When done well, online higher education provides a more personalized, interactive, and robust learning environment that not only focuses on theory, but on practice, and goes far beyond offering students access to recorded lectures.

It also removes the barriers to higher education faced by the growing number of adults looking to go back to school. Many colleges and universities are on the right track, and we need to continue working together to achieve better outcomes for our students and the businesses that employ them.

On that note, we also wanted to highlight another article that grabbed our attention, "Creating Innovators: Why America's Education System Is Obsolete" by Forbes contributor Erica Swallow. She reported on recent research from Harvard Innovation Education Fellow Tony Wagner.

He believes parents, teachers, mentors, and employers must work together to develop not just students' knowledge, but more importantly, their skills to innovate, think critically, collaborate, and take initiative, among several other abilities.

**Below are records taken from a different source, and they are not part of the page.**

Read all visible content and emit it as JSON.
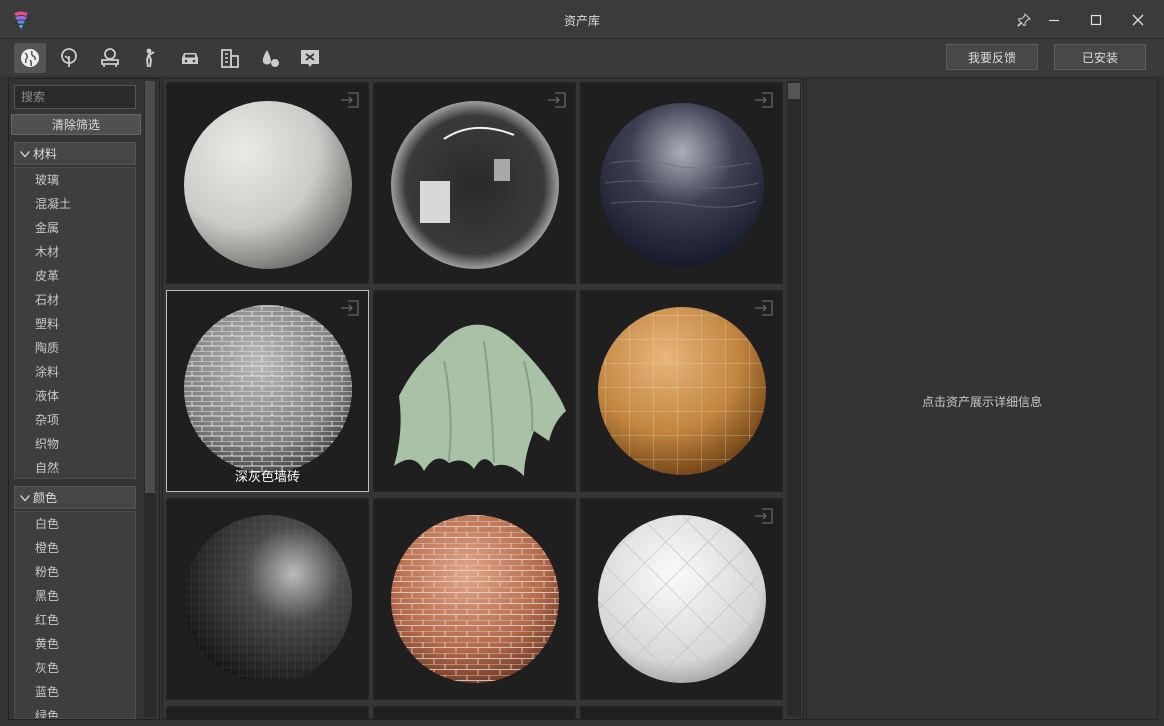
{
  "window": {
    "title": "资产库"
  },
  "toolbar": {
    "categories": [
      "world-icon",
      "plant-icon",
      "furniture-icon",
      "person-icon",
      "car-icon",
      "building-icon",
      "water-drop-icon",
      "board-icon"
    ],
    "feedback_label": "我要反馈",
    "installed_label": "已安装"
  },
  "sidebar": {
    "search_placeholder": "搜索",
    "clear_label": "清除筛选",
    "groups": [
      {
        "title": "材料",
        "items": [
          "玻璃",
          "混凝土",
          "金属",
          "木材",
          "皮革",
          "石材",
          "塑料",
          "陶质",
          "涂料",
          "液体",
          "杂项",
          "织物",
          "自然"
        ]
      },
      {
        "title": "颜色",
        "items": [
          "白色",
          "橙色",
          "粉色",
          "黑色",
          "红色",
          "黄色",
          "灰色",
          "蓝色",
          "绿色"
        ]
      }
    ]
  },
  "assets": [
    {
      "name": "white-plaster-sphere"
    },
    {
      "name": "glass-sphere"
    },
    {
      "name": "water-sphere"
    },
    {
      "name": "dark-gray-brick-sphere",
      "label": "深灰色墙砖",
      "selected": true
    },
    {
      "name": "green-cloth"
    },
    {
      "name": "orange-tile-sphere"
    },
    {
      "name": "black-mosaic-sphere"
    },
    {
      "name": "red-brick-sphere"
    },
    {
      "name": "white-diamond-tile-sphere"
    }
  ],
  "detail": {
    "message": "点击资产展示详细信息"
  },
  "colors": {
    "accent": "#8a5cf6",
    "panel": "#343434",
    "tile": "#1f1f1f"
  }
}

This resonated with Jane Bailey, Dean of Post University's School of Education. She thought Tony hit the nail on the head, as she and others at Post have talked repeatedly about the importance of developing students' soft skills, including the four C's -- collaboration, communication, critical thinking, and creativity.

Jane left her opinion on the article in a comment, explaining why she believes we need to cultivate students' soft skills and enable them to apply their knowledge to solve real-world problems. You can read her full thoughts by clicking over the article and jumping to page 7 of the comments.

How do these articles hit you? Do you agree or disagree with the perspectives presented? Tell us your opinion in the comments.